Pittsburgh public works employee pleads guilty to attempted theft | TribLIVE.com

Pittsburgh public works employee pleads guilty to attempted theft

Bob Bauder
Bob Bauder | Tribune-Review
Francis Monaghan of Baldwin appeared in Allegheny County Court on May 15, 2019, for the trial of Pittsburgh public works employee accused of stealing items from Monaghan’s home. The suspect, John Minard, pleaded guilty to attempted theft. Francis Monaghan said he witnessed a Pittsburgh public works employee in 2018 stealing coins from a house he owned in the city’s Brooklne neighborhood.

A Pittsburgh Department of Public Works carpenter charged with stealing jewelry and coins from a house he was assigned to board up in 2018 pleaded guilty Wednesday to attempted theft.

John C. Minard, 42, of of Brookline was sentenced to probation.

Minard waived his right to a trial and pleaded guilty to the misdemeanor charge. He declined comment after leaving the courtroom.

Tim McNulty, spokesman for Mayor Bill Peduto, said Minard would be suspended five days, pending termination.

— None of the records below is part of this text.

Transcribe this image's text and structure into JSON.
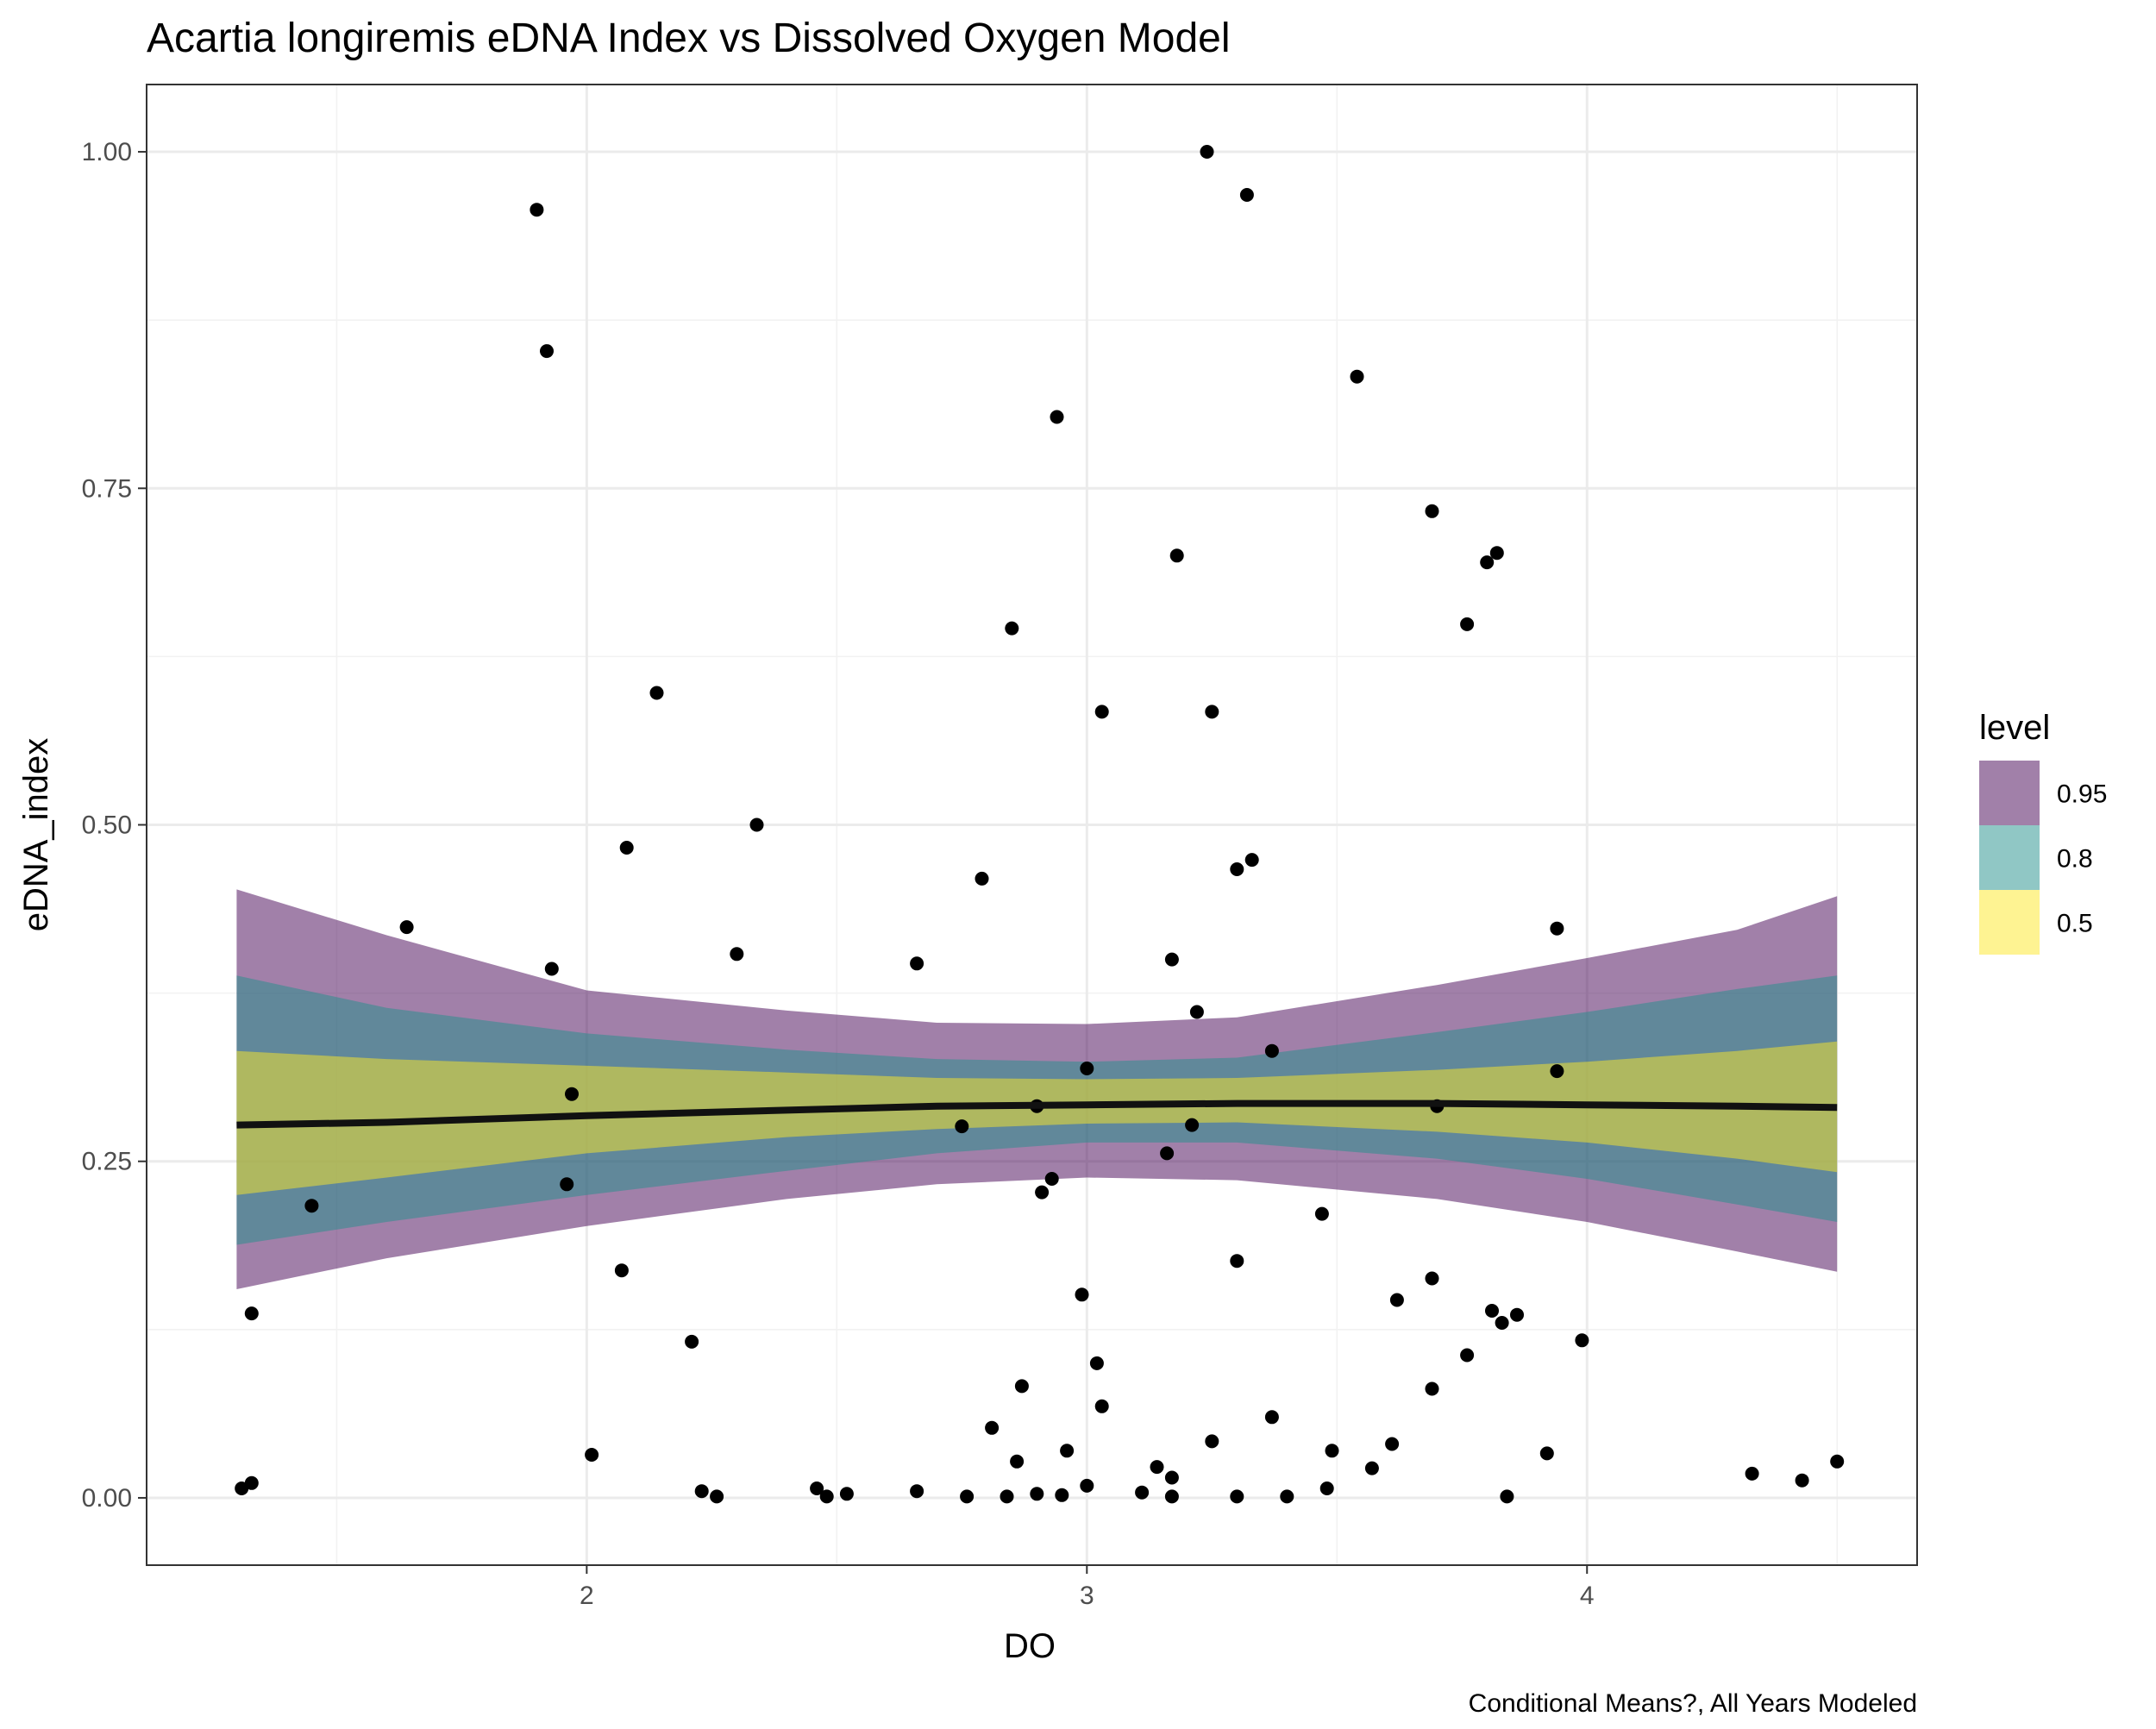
{
  "chart_data": {
    "type": "scatter",
    "title": "Acartia longiremis eDNA Index vs Dissolved Oxygen Model",
    "xlabel": "DO",
    "ylabel": "eDNA_index",
    "caption": "Conditional Means?, All Years Modeled",
    "xlim": [
      1.12,
      4.66
    ],
    "ylim": [
      -0.05,
      1.05
    ],
    "x_ticks": [
      2,
      3,
      4
    ],
    "x_tick_labels": [
      "2",
      "3",
      "4"
    ],
    "y_ticks": [
      0,
      0.25,
      0.5,
      0.75,
      1
    ],
    "y_tick_labels": [
      "0.00",
      "0.25",
      "0.50",
      "0.75",
      "1.00"
    ],
    "grid": true,
    "legend": {
      "title": "level",
      "position": "right",
      "items": [
        {
          "label": "0.95",
          "color": "#440154"
        },
        {
          "label": "0.8",
          "color": "#21908C"
        },
        {
          "label": "0.5",
          "color": "#FDE725"
        }
      ]
    },
    "fit_line": {
      "color": "#111111",
      "x": [
        1.3,
        1.6,
        2.0,
        2.4,
        2.7,
        3.0,
        3.3,
        3.7,
        4.0,
        4.3,
        4.5
      ],
      "y": [
        0.277,
        0.279,
        0.284,
        0.288,
        0.291,
        0.292,
        0.293,
        0.293,
        0.292,
        0.291,
        0.29
      ]
    },
    "ribbons": [
      {
        "level": "0.95",
        "color": "#440154",
        "opacity": 0.5,
        "x": [
          1.3,
          1.6,
          2.0,
          2.4,
          2.7,
          3.0,
          3.3,
          3.7,
          4.0,
          4.3,
          4.5
        ],
        "lower": [
          0.155,
          0.178,
          0.202,
          0.222,
          0.233,
          0.238,
          0.236,
          0.222,
          0.205,
          0.183,
          0.168
        ],
        "upper": [
          0.452,
          0.418,
          0.377,
          0.362,
          0.353,
          0.352,
          0.357,
          0.381,
          0.401,
          0.422,
          0.447
        ]
      },
      {
        "level": "0.8",
        "color": "#21908C",
        "opacity": 0.5,
        "x": [
          1.3,
          1.6,
          2.0,
          2.4,
          2.7,
          3.0,
          3.3,
          3.7,
          4.0,
          4.3,
          4.5
        ],
        "lower": [
          0.188,
          0.205,
          0.225,
          0.243,
          0.256,
          0.264,
          0.264,
          0.252,
          0.237,
          0.218,
          0.205
        ],
        "upper": [
          0.388,
          0.364,
          0.345,
          0.333,
          0.326,
          0.324,
          0.327,
          0.346,
          0.361,
          0.378,
          0.388
        ]
      },
      {
        "level": "0.5",
        "color": "#FDE725",
        "opacity": 0.5,
        "x": [
          1.3,
          1.6,
          2.0,
          2.4,
          2.7,
          3.0,
          3.3,
          3.7,
          4.0,
          4.3,
          4.5
        ],
        "lower": [
          0.225,
          0.238,
          0.256,
          0.268,
          0.274,
          0.278,
          0.279,
          0.272,
          0.264,
          0.252,
          0.242
        ],
        "upper": [
          0.332,
          0.326,
          0.321,
          0.316,
          0.312,
          0.311,
          0.312,
          0.318,
          0.324,
          0.332,
          0.339
        ]
      }
    ],
    "series": [
      {
        "name": "observations",
        "color": "#000000",
        "points": [
          [
            1.9,
            0.957
          ],
          [
            1.92,
            0.852
          ],
          [
            3.24,
            1.0
          ],
          [
            3.32,
            0.968
          ],
          [
            3.54,
            0.833
          ],
          [
            2.94,
            0.803
          ],
          [
            3.69,
            0.733
          ],
          [
            3.82,
            0.702
          ],
          [
            3.8,
            0.695
          ],
          [
            3.18,
            0.7
          ],
          [
            2.85,
            0.646
          ],
          [
            3.76,
            0.649
          ],
          [
            2.14,
            0.598
          ],
          [
            3.03,
            0.584
          ],
          [
            3.25,
            0.584
          ],
          [
            2.08,
            0.483
          ],
          [
            2.34,
            0.5
          ],
          [
            3.33,
            0.474
          ],
          [
            3.3,
            0.467
          ],
          [
            2.79,
            0.46
          ],
          [
            1.64,
            0.424
          ],
          [
            3.94,
            0.423
          ],
          [
            1.93,
            0.393
          ],
          [
            2.3,
            0.404
          ],
          [
            2.66,
            0.397
          ],
          [
            3.17,
            0.4
          ],
          [
            3.22,
            0.361
          ],
          [
            3.0,
            0.319
          ],
          [
            3.37,
            0.332
          ],
          [
            3.94,
            0.317
          ],
          [
            1.97,
            0.3
          ],
          [
            2.75,
            0.276
          ],
          [
            2.9,
            0.291
          ],
          [
            3.21,
            0.277
          ],
          [
            3.7,
            0.291
          ],
          [
            3.16,
            0.256
          ],
          [
            1.96,
            0.233
          ],
          [
            1.45,
            0.217
          ],
          [
            2.93,
            0.237
          ],
          [
            2.91,
            0.227
          ],
          [
            3.47,
            0.211
          ],
          [
            3.3,
            0.176
          ],
          [
            2.07,
            0.169
          ],
          [
            3.69,
            0.163
          ],
          [
            2.99,
            0.151
          ],
          [
            3.62,
            0.147
          ],
          [
            1.33,
            0.137
          ],
          [
            3.81,
            0.139
          ],
          [
            3.86,
            0.136
          ],
          [
            3.83,
            0.13
          ],
          [
            2.21,
            0.116
          ],
          [
            3.99,
            0.117
          ],
          [
            3.76,
            0.106
          ],
          [
            3.02,
            0.1
          ],
          [
            2.87,
            0.083
          ],
          [
            3.69,
            0.081
          ],
          [
            3.03,
            0.068
          ],
          [
            3.37,
            0.06
          ],
          [
            2.81,
            0.052
          ],
          [
            3.25,
            0.042
          ],
          [
            3.61,
            0.04
          ],
          [
            2.96,
            0.035
          ],
          [
            3.49,
            0.035
          ],
          [
            3.92,
            0.033
          ],
          [
            2.01,
            0.032
          ],
          [
            2.86,
            0.027
          ],
          [
            4.5,
            0.027
          ],
          [
            3.14,
            0.023
          ],
          [
            3.57,
            0.022
          ],
          [
            4.33,
            0.018
          ],
          [
            3.17,
            0.015
          ],
          [
            4.43,
            0.013
          ],
          [
            1.33,
            0.011
          ],
          [
            3.0,
            0.009
          ],
          [
            1.31,
            0.007
          ],
          [
            2.46,
            0.007
          ],
          [
            3.48,
            0.007
          ],
          [
            2.23,
            0.005
          ],
          [
            2.66,
            0.005
          ],
          [
            3.11,
            0.004
          ],
          [
            2.52,
            0.003
          ],
          [
            2.9,
            0.003
          ],
          [
            2.95,
            0.002
          ],
          [
            2.48,
            0.001
          ],
          [
            2.26,
            0.001
          ],
          [
            2.76,
            0.001
          ],
          [
            2.84,
            0.001
          ],
          [
            3.17,
            0.001
          ],
          [
            3.3,
            0.001
          ],
          [
            3.4,
            0.001
          ],
          [
            3.84,
            0.001
          ]
        ]
      }
    ]
  }
}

“Minard will be asked to provide an explanation of his guilty plea, and (DPW Director Mike) Gable will decide whether to fire him based on Minard’s response and feedback from the worker’s supervisors and foremen,” McNulty said.

Minard was part of a city board-up crew assigned to secure vacant homes when he went with another employee in April 2018 to a house owned by Francis Monaghan on Brookline Boulevard. Monaghan, 53, of Baldwin, said the house was unoccupied at the time and erroneously reported as vacant.

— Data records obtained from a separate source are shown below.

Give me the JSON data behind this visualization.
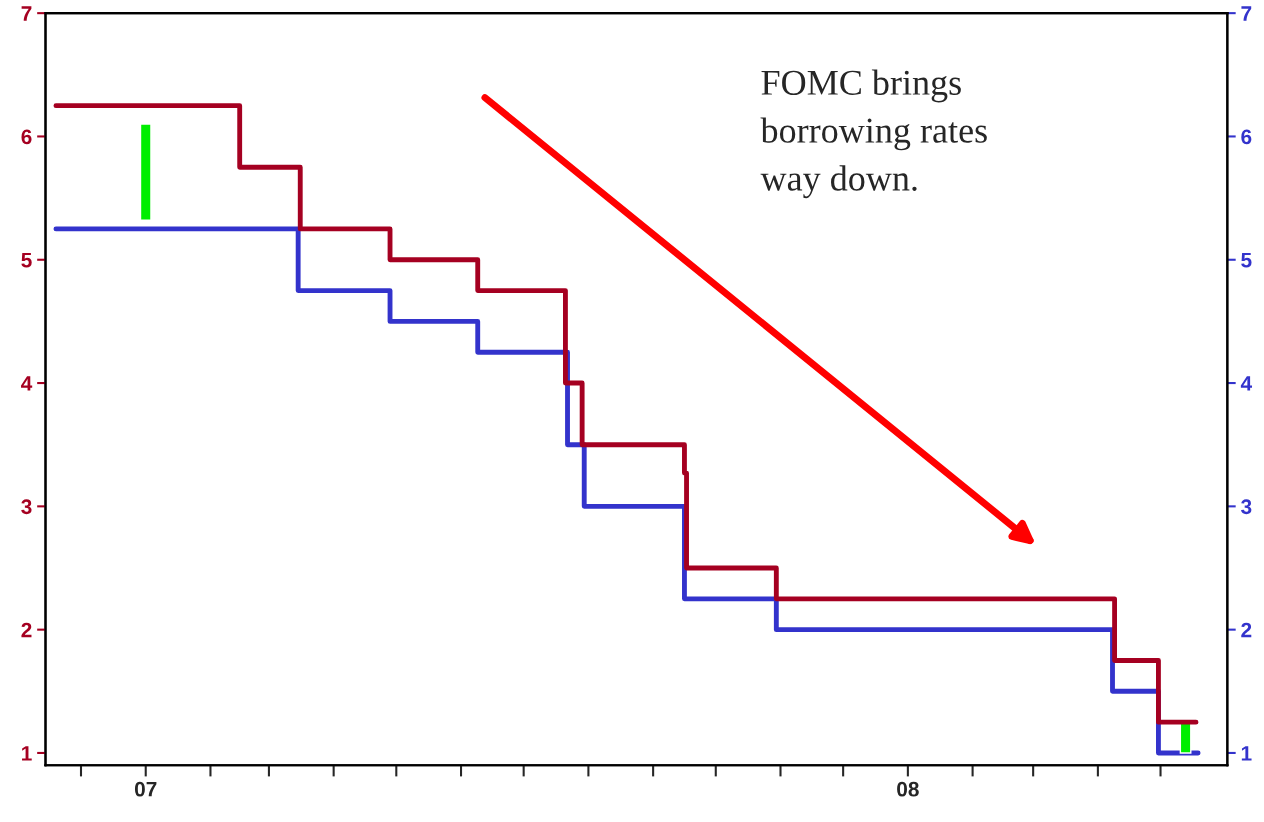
{
  "chart_data": {
    "type": "step",
    "annotations": [
      "FOMC brings\nborrowing rates\nway down."
    ],
    "xlim": [
      "2006-11-14",
      "2008-06-02"
    ],
    "xticks": [
      {
        "value": "2006-12",
        "label": null
      },
      {
        "value": "2007-01",
        "label": "07"
      },
      {
        "value": "2007-02",
        "label": null
      },
      {
        "value": "2007-03",
        "label": null
      },
      {
        "value": "2007-04",
        "label": null
      },
      {
        "value": "2007-05",
        "label": null
      },
      {
        "value": "2007-06",
        "label": null
      },
      {
        "value": "2007-07",
        "label": null
      },
      {
        "value": "2007-08",
        "label": null
      },
      {
        "value": "2007-09",
        "label": null
      },
      {
        "value": "2007-10",
        "label": null
      },
      {
        "value": "2007-11",
        "label": null
      },
      {
        "value": "2007-12",
        "label": null
      },
      {
        "value": "2008-01",
        "label": "08"
      },
      {
        "value": "2008-02",
        "label": null
      },
      {
        "value": "2008-03",
        "label": null
      },
      {
        "value": "2008-04",
        "label": null
      },
      {
        "value": "2008-05",
        "label": null
      }
    ],
    "ylim": [
      0.9,
      7
    ],
    "yticks": [
      1,
      2,
      3,
      4,
      5,
      6,
      7
    ],
    "y2lim": [
      0.9,
      7
    ],
    "y2ticks": [
      1,
      2,
      3,
      4,
      5,
      6,
      7
    ],
    "series": [
      {
        "color": "#a50021",
        "x": [
          "2006-11-19",
          "2007-02-15",
          "2007-03-16",
          "2007-04-28",
          "2007-06-09",
          "2007-07-21",
          "2007-07-29",
          "2007-09-16",
          "2007-09-17",
          "2007-10-30",
          "2008-04-09",
          "2008-04-30",
          "2008-05-18"
        ],
        "values": [
          6.25,
          5.75,
          5.25,
          5.0,
          4.75,
          4.0,
          3.5,
          3.27,
          2.5,
          2.25,
          1.75,
          1.25,
          1.25
        ]
      },
      {
        "axis": "y2",
        "color": "#3333cc",
        "x": [
          "2006-11-19",
          "2007-03-15",
          "2007-04-28",
          "2007-06-09",
          "2007-07-22",
          "2007-07-30",
          "2007-09-16",
          "2007-10-30",
          "2008-04-08",
          "2008-04-30",
          "2008-05-19"
        ],
        "values": [
          5.25,
          4.75,
          4.5,
          4.25,
          3.5,
          3.0,
          2.25,
          2.0,
          1.5,
          1.0,
          1.0
        ]
      },
      {
        "type": "bar",
        "color": "#00ee00",
        "x": [
          "2007-01-01",
          "2008-05-13"
        ],
        "base": [
          5.32,
          1.0
        ],
        "values": [
          0.78,
          0.25
        ]
      }
    ]
  }
}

Police said Minard broke through the front door and stole gold chains and other jewelry worth about $7,399. He attempted to steal about $150 in coins.

“I got a phone call from someone riding the bus at 8 o’clock in the morning that someone was inside my house,” Monaghan said. “I got there at like 9 o’clock, and he was still in my house. I physically saw him take money from inside my house and take it to the curb to put it near the truck.”

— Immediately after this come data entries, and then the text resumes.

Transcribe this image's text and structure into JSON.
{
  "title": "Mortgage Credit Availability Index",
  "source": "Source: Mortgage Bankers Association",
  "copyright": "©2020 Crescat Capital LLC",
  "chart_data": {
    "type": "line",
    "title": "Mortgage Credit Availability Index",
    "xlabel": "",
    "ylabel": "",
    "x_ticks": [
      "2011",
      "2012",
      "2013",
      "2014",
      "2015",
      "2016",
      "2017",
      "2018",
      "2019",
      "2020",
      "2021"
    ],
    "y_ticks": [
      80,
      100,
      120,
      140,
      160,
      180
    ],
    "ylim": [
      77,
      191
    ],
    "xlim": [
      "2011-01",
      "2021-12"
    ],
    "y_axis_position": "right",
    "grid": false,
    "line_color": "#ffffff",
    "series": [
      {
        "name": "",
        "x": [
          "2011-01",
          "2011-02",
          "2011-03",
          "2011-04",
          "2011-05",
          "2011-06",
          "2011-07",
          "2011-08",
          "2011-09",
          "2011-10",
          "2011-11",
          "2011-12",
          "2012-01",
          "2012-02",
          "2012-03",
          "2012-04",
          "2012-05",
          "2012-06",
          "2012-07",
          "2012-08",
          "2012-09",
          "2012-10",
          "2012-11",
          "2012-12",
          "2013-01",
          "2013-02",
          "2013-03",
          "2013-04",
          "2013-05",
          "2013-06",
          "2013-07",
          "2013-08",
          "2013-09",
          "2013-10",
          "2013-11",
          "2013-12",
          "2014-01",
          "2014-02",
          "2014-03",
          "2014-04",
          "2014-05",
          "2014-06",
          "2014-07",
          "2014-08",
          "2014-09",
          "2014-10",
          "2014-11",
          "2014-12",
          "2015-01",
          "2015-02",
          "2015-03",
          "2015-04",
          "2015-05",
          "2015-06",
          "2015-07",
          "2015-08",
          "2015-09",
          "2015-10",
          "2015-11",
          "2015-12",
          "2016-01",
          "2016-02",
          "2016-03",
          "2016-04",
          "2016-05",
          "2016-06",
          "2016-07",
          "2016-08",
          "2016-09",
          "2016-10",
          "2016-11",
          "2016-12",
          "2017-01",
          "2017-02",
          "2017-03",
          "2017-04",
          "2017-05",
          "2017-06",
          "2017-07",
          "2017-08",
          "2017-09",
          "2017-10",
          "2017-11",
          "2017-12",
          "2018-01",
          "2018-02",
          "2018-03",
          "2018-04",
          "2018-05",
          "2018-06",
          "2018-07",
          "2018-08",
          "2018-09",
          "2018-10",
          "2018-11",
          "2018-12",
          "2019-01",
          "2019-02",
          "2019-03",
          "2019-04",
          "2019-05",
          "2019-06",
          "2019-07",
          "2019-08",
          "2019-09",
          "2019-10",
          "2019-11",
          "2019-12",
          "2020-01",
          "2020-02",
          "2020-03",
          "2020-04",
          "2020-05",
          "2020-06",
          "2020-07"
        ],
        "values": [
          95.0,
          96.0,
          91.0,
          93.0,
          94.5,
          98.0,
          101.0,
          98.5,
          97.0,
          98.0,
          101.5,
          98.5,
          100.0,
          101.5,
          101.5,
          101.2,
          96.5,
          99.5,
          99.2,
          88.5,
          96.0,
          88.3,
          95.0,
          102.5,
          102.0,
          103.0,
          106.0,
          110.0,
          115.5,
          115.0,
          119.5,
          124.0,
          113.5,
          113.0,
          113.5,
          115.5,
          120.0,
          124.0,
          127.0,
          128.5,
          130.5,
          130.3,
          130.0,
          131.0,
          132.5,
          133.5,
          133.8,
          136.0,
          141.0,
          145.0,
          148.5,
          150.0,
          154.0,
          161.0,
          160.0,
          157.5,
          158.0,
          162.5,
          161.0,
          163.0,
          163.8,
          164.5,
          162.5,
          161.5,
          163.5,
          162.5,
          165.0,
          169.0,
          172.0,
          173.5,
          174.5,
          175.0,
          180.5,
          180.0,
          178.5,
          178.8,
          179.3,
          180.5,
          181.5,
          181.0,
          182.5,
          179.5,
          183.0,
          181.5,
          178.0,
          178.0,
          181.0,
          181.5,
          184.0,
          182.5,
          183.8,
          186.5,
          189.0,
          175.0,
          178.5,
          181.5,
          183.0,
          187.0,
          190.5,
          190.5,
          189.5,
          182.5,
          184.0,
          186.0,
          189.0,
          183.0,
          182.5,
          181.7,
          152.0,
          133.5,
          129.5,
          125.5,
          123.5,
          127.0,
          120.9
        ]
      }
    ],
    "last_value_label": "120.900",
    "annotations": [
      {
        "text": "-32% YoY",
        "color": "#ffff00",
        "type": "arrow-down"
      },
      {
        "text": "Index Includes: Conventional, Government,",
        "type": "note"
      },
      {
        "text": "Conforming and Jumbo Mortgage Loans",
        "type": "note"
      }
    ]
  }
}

He said he confronted Minard, who then returned the coins.

“Both my jewelry boxes were empty,” Monaghan said. “They say we can’t prove beyond a reasonable doubt that the jewelry’s missing, but believe me when I tell you the jewelry was missing.”

The city already suspended Minard for an unspecified period last year following the incident, but he eventually returned to work, according to the Mayor’s Office. The city hired him in 2017.

“It’s just a shocking thing for a city employee to do this,” Monaghan said. “I never thought that city employees would break into my house. Never.”